报告华体会(中国)官方:2023年11月28日(星期二)14:00-
报告地点:腾讯会议ID:359-424-722
报告人:夏先伟 教授
工作单位:苏州科技大学
举办单位:华体会网页入口
报告简介:
In their study of the truncated sums of the classical theta functions, Andrews-Merca and Guo-Zeng posed a conjecture on truncated sums of a special case of the Jacobi triple product identity which was confirmed independently by Mao and Yee.

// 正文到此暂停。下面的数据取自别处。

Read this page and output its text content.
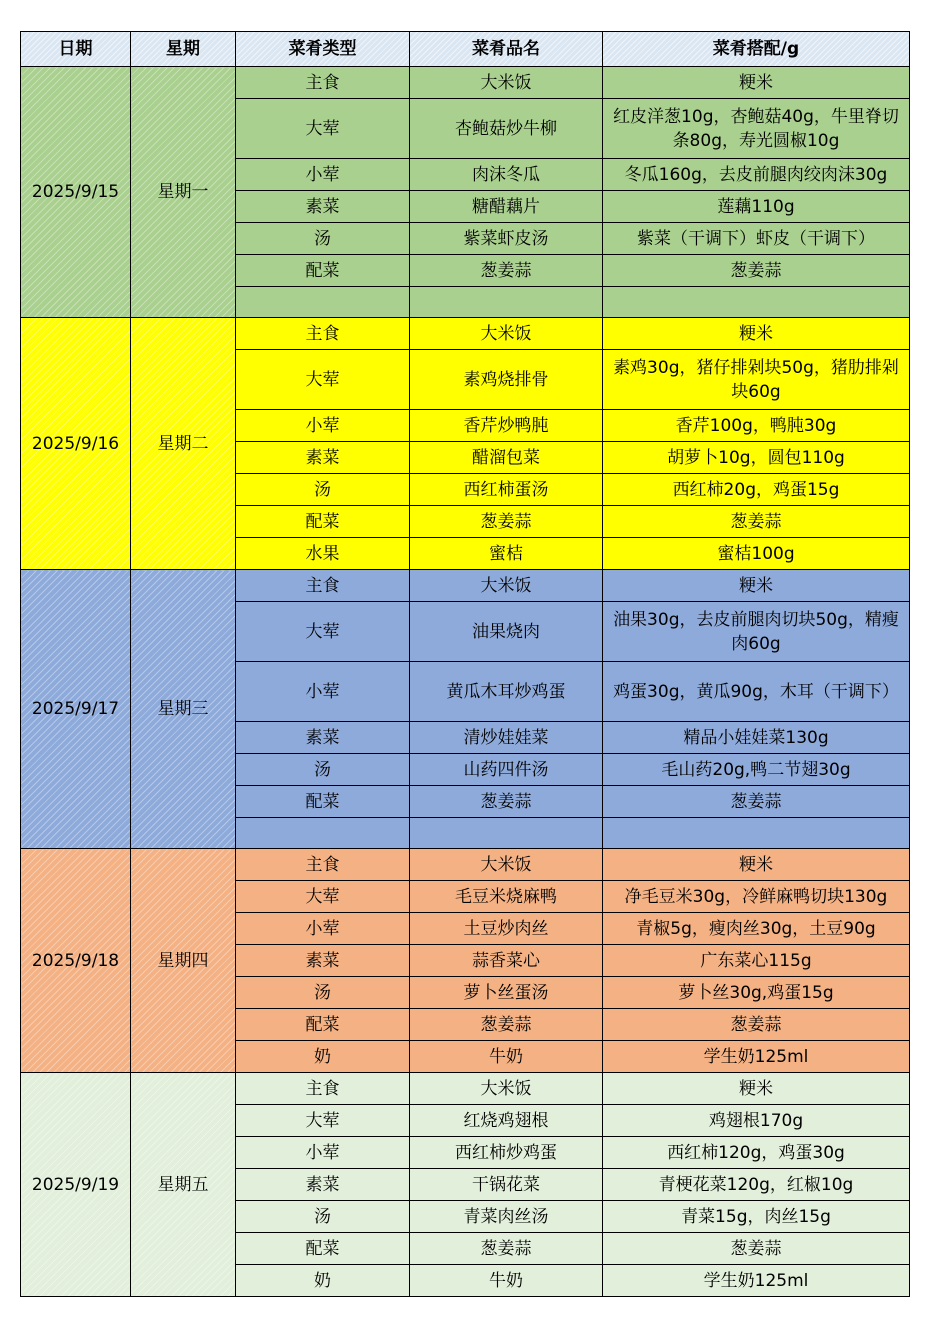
日期	星期	菜肴类型	菜肴品名	菜肴搭配/g
2025/9/15	星期一	主食	大米饭	粳米
		大荤	杏鲍菇炒牛柳	红皮洋葱10g，杏鲍菇40g，牛里脊切条80g，寿光圆椒10g
		小荤	肉沫冬瓜	冬瓜160g，去皮前腿肉绞肉沫30g
		素菜	糖醋藕片	莲藕110g
		汤	紫菜虾皮汤	紫菜（干调下）虾皮（干调下）
		配菜	葱姜蒜	葱姜蒜

2025/9/16	星期二	主食	大米饭	粳米
		大荤	素鸡烧排骨	素鸡30g，猪仔排剁块50g，猪肋排剁块60g
		小荤	香芹炒鸭肫	香芹100g，鸭肫30g
		素菜	醋溜包菜	胡萝卜10g，圆包110g
		汤	西红柿蛋汤	西红柿20g，鸡蛋15g
		配菜	葱姜蒜	葱姜蒜
		水果	蜜桔	蜜桔100g
2025/9/17	星期三	主食	大米饭	粳米
		大荤	油果烧肉	油果30g，去皮前腿肉切块50g，精瘦肉60g
		小荤	黄瓜木耳炒鸡蛋	鸡蛋30g，黄瓜90g，木耳（干调下）
		素菜	清炒娃娃菜	精品小娃娃菜130g
		汤	山药四件汤	毛山药20g,鸭二节翅30g
		配菜	葱姜蒜	葱姜蒜

2025/9/18	星期四	主食	大米饭	粳米
		大荤	毛豆米烧麻鸭	净毛豆米30g，冷鲜麻鸭切块130g
		小荤	土豆炒肉丝	青椒5g，瘦肉丝30g，土豆90g
		素菜	蒜香菜心	广东菜心115g
		汤	萝卜丝蛋汤	萝卜丝30g,鸡蛋15g
		配菜	葱姜蒜	葱姜蒜
		奶	牛奶	学生奶125ml
2025/9/19	星期五	主食	大米饭	粳米
		大荤	红烧鸡翅根	鸡翅根170g
		小荤	西红柿炒鸡蛋	西红柿120g，鸡蛋30g
		素菜	干锅花菜	青梗花菜120g，红椒10g
		汤	青菜肉丝汤	青菜15g，肉丝15g
		配菜	葱姜蒜	葱姜蒜
		奶	牛奶	学生奶125ml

In 2016, Chan, Ho and Mao examined the truncated series arising from two consequences of the quintuple product identity. In this talk, we establish an explicit series form with nonnegative coefficients on a new truncated sum of a special cases of the Jacobi triple product identity by taking different truncated series which is stronger than the conjecture due to Andrews-Merca and Guo-Zeng. As a corollary of our results, we obtain a new truncated sums of Jacibi's identitywhich implies another conjecture given by Guo andZeng. In addition, we determine the signs of coefficientsof new truncated sums of two well-known identities derivedfrom the quintuple product identity which can be considered as the companion results of a theorem proved by Chan, Ho and Mao.
报告人简介:
夏先伟,苏州科技大学教授,博士生导师,江苏省杰青获得者。2010年博士毕业于南开大学组合数学中心,主要研究整数分拆、特殊函数。在Math. Comput., Proc. Edinb. Math. Soc., Adv. Appl. Math,JNT, Acta Arithm.等国际主流期刊上发表了多篇学术论文。主持多项国家自然科学基金项目。